N-methyl-N-(trimethylsilyl)trifluoroacetamide (MSTFA; Sigma-Aldrich) was used for derivatization of sugars, and samples were analyzed by GC-MS, as detailed in [29] and in the electronic supplementary material).

To quantify the time-course of saliva-catalyzed hydrolysis of WT♂ and GA♂ secretion to glucose, 1 µl of GA♀ saliva was mixed with 1 µl of 10 male-equivalents/µl HPLC-grade water. We incubated the mixtures for 0, 5, 10 and 300 s at 25 °C, and added 4 µl of methanol to stop enzyme activity (n = 5 each treatment). Each sample contained the nuptial secretions of 5 males to obtain enough detectable amounts of sugars. For the statistical analysis, the amounts of sugars were divided by 5 to obtain the amounts of sugars in 1 male (1 male-equivalent).

(h) Statistical analysis

The sample size and number of replicates for each experiment are noted in the respective section describing the experimental details.
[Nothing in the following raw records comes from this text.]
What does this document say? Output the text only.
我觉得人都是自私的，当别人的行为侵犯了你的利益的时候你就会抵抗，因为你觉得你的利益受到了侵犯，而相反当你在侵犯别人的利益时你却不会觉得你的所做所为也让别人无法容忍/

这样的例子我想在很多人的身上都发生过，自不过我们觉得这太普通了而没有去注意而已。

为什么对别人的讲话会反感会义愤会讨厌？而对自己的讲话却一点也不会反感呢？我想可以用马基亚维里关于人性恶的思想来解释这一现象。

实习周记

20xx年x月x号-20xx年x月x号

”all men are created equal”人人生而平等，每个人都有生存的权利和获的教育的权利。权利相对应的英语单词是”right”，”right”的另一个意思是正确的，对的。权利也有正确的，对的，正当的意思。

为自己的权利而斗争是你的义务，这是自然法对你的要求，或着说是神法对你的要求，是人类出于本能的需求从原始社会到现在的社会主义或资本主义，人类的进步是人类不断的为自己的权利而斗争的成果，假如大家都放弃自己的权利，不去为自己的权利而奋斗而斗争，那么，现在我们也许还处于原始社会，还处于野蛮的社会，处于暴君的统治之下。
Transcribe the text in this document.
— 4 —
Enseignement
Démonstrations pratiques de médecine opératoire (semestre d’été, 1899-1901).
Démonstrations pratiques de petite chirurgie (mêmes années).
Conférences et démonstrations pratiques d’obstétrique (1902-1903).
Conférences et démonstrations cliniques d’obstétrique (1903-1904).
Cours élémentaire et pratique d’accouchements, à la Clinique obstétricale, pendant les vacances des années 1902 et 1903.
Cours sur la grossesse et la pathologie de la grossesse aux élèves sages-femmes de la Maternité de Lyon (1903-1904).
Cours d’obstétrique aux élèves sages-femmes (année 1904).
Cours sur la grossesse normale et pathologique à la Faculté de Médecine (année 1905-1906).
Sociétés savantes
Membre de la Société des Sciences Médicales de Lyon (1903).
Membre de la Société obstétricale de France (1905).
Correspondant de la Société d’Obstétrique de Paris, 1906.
In summary, the sample sizes were: Mating bioassays, n = 24–80; Feeding assays using females, n = 20–30; Sugar analysis, n = 5–7. All statistical analyses were conducted in Prism (GraphPad Software, San Diego, CA). For bioassay data and sugar analysis data, we calculated the means and standard errors, and we used the Chi-square test with Holm’s method for post hoc comparisons, t-test, and ANOVA followed by Tukey’s HSD test (all α = 0.05), as noted in each section describing the experimental details, results, and in the electronic supplementary material, tables S1–8.

Reference [29] 

Wada-Katsumata A, Hatano E, McPherson S, Silverman J, Schal C. 2022 Rapid evolution of an adaptive taste polymorphism disrupts courtship behavior. Commun Biol. 5, 450. doi: 10.1038/s42003-022-03415-8.